Comment 6 Jakub Jelinek 2023-11-20 16:55:50 UTC

Does
2023-11-20  Jakub Jelinek  <jakub@redhat.com>

	PR c/111309
	* c-c++-common/pr111309-2.c (foo): Don't expect errors for C++ with
	-fshort-enums if second argument is E0.

--- gcc/testsuite/c-c++-common/pr111309-2.c.jj	2023-11-14 10:52:16.191276028 +0100
+++ gcc/testsuite/c-c++-common/pr111309-2.c	2023-11-20 17:52:30.606386073 +0100
@@ -32,7 +32,7 @@ foo (void)
   __builtin_clzg (0U, 2LL);	/* { dg-error "does not have 'int' type" } */
   __builtin_clzg (0U, 2U);	/* { dg-error "does not have 'int' type" } */
   __builtin_clzg (0U, true);
-  __builtin_clzg (0U, E0);	/* { dg-error "does not have 'int' type" "" { target c++ } } */
+  __builtin_clzg (0U, E0);	/* { dg-error "does not have 'int' type" "" { target { c++ && { ! short_enums } } } } */
   __builtin_ctzg ();		/* { dg-error "too few arguments" } */
   __builtin_ctzg (0U, 1, 2);	/* { dg-error "too many arguments" } */
   __builtin_ctzg (0);		/* { dg-error "has signed type" } */
@@ -51,7 +51,7 @@ foo (void)
   __builtin_ctzg (0U, 2LL);	/* { dg-error "does not have 'int' type" } */
   __builtin_ctzg (0U, 2U);	/* { dg-error "does not have 'int' type" } */
   __builtin_ctzg (0U, true);
-  __builtin_ctzg (0U, E0);	/* { dg-error "does not have 'int' type" "" { target c++ } } */
+  __builtin_ctzg (0U, E0);	/* { dg-error "does not have 'int' type" "" { target { c++ && { ! short_enums } } } } */
   __builtin_clrsbg ();		/* { dg-error "too few arguments" } */
   __builtin_clrsbg (0, 1);	/* { dg-error "too many arguments" } */
   __builtin_clrsbg (0U);	/* { dg-error "has unsigned type" } */
fix that?  For -fshort-enums in C++ E0 has smaller precision than int and so eventhough it is unsigned, it is (or would be) promoted to int.
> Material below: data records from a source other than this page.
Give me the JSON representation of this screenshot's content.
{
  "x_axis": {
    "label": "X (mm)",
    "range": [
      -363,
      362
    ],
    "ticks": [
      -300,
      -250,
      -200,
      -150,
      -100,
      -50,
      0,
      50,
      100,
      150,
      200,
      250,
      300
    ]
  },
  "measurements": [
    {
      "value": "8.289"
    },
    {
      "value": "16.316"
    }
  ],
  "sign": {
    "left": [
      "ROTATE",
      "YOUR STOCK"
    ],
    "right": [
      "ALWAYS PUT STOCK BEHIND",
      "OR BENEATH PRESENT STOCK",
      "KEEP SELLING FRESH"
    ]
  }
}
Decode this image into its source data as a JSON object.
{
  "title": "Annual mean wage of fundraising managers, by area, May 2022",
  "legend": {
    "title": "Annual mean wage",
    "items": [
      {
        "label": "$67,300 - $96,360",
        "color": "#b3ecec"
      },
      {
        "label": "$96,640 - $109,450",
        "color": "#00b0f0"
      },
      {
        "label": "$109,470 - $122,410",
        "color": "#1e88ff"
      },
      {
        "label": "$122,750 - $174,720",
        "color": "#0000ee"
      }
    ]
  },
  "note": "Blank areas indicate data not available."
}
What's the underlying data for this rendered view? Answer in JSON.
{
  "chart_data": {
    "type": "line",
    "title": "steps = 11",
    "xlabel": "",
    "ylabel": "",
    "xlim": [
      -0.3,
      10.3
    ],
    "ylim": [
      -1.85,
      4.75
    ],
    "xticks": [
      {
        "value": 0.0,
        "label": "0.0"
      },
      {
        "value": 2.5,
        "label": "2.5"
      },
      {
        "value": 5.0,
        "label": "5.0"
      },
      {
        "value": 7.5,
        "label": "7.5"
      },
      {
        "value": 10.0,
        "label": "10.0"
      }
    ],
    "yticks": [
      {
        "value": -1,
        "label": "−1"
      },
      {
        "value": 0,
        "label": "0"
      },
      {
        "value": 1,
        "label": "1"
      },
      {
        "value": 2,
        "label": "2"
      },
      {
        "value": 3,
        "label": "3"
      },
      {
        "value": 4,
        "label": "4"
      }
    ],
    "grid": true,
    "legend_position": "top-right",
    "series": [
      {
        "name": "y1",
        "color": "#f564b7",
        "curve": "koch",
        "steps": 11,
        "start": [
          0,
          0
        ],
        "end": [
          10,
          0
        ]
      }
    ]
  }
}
Comment 7 GCC Commits 2023-11-21 09:04:11 UTC

The master branch has been updated by Jakub Jelinek <jakub@gcc.gnu.org>:

https://gcc.gnu.org/g:1fcfd224ff67afd08ea5aa66a8bd687bb21798b2

commit r14-5639-g1fcfd224ff67afd08ea5aa66a8bd687bb21798b2
Author: Jakub Jelinek <jakub@redhat.com>
Date:   Tue Nov 21 10:03:26 2023 +0100

    testsuite: Fix up pr111309-2.c on arm [PR111309]
    
    ARM defaults to -fshort-enums and the following testcase FAILs there in 2
    lines.  The difference is that in C++, E0 has enum E type, which normally
    has unsigned int underlying type, so it isn't int nor something that
    promotes to int, which is why we diagnose it (in C it is promoted to int).
    But with -fshort-enums, the underlying type is unsigned char in that case,
    which promotes to int just fine.
    
    The following patch adjusts the expectations, such that we don't expect
    it on arm or when people manually test with -fshort-enums.
    
    2023-11-21  Jakub Jelinek  <jakub@redhat.com>
    
            PR c/111309
            * c-c++-common/pr111309-2.c (foo): Don't expect errors for C++ with
            -fshort-enums if second argument is E0.